An AI chain contains many workers, and not all workers need to be implemented based on the foundation models from both functional and economic perspectives (TALM, Toolformer, Taskmatrix.AI, HuggingGPT, ChatGPT Plugins). The economic perspective is an important factor to consider because foundation models usually require high-end computing resources or significant API usage expenses. We need to distinguish which workers need to leverage AI and which ones can use traditional programs. For AI-based workers, we further distinguish which ones need to use the foundation models and which ones can use traditional ML models.

Through separation of concerns, we can achieve single responsibility and modular design, meaning that each worker in the system has a clear and specific responsibility. This allows engineers to analyze and design different aspects of the AI service without being overwhelmed by its complexity. As a result, we can determine the most effective worker type for completing individial sub-tasks, whether it is completed by a Software 3.0, Software 2.0, or Software 1.0 worker. Due to the workers' modular design and single responsibility, a worker's software paradigm can be easily swapped without affecting other parts of the system. For example, we can replace a foundation model-based classifier with a performance-enhanced classifier fine-tuned on task data, or vice versa, replace a task-specific classifier trained on specific data with a foundation model-based classifier with better generalizability.
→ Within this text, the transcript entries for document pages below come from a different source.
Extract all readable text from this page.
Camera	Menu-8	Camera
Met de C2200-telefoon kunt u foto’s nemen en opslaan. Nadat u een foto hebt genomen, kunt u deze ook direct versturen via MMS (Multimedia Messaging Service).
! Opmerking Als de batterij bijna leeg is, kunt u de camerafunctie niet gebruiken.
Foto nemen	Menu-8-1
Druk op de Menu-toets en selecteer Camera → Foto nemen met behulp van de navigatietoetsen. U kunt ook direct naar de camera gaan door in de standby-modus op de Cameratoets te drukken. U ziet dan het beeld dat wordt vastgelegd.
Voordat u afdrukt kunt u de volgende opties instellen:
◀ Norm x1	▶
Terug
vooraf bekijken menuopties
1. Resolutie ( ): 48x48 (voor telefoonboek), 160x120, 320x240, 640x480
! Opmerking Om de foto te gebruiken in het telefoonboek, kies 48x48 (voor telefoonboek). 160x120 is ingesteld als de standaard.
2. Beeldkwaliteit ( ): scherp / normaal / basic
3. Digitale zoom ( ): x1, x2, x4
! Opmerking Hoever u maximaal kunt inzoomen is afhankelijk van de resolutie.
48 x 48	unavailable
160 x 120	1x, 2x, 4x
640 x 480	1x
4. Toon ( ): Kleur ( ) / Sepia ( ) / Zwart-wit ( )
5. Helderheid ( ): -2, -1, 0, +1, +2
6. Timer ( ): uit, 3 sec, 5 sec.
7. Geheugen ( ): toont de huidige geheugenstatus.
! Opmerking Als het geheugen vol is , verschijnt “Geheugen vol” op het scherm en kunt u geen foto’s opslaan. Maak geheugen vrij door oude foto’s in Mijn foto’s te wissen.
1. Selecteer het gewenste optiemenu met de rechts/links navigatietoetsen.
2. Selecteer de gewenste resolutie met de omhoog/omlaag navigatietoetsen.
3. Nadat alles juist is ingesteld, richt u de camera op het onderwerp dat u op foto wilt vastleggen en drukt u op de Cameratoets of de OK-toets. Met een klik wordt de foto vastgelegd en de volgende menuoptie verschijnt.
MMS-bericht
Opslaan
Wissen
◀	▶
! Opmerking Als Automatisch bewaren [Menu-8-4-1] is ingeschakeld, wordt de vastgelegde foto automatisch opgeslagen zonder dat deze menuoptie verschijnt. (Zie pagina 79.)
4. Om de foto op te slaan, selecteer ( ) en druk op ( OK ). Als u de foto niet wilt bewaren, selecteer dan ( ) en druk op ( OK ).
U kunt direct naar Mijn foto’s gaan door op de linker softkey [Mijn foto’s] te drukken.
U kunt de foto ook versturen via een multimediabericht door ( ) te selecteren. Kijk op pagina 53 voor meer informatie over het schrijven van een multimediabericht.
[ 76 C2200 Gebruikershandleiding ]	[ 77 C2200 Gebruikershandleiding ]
For Software 2.0 or Software 1.0 workers, we need to determine the external knowledge base, task-specific models, tools or APIs to be used to implement the workers (see AI chain implementation).

For Software 3.0 workers, the core task is to determine worker stereotype and design prompt. Single responsibility worker makes it easier to determine a worker's distinct role and simplify its prompt design. Our Sapper IDE is equipped with a prompting co-pilot to create prompts when generating AI chain steps from the task requirement. Software 3.0 workers can be enhanced by external knowledge bases, tools or APIs (Liu et al. 2021, Borgeaud et al. 2022, TALM, PAL, Program of Thoughts, Toolformer, Taskmatrix.AI, HuggingGPT, ChatGPT Plugins).

Workflow Walk-through

AI chain workers collaborate to complete tasks according to a workflow (see AI chain examples and our AI chain showcases). This requires algorithmic thinking to develop a step-by-step process for solving problems. We recommend using workflow patterns to model AI chain workflows. Note that a L3 worker expresses the workflow in its prompt internally, which does not support explicit worker cooperation.

The workflow needs to support control structures, such as conditional, loop, fork-join. For example, in order to avoid introducing errors into correct code, PCR-Chain only attempts to fix the code when the LLM determines that there are last-mile errors (judging whether the code has errors is easier than fixing the code).

Meanwhile, each worker needs to define a function signature in terms of input and output as well as any pre/post-condition constraints, akin to interface specification in software engineering, so that workers can interact or communicate with one another.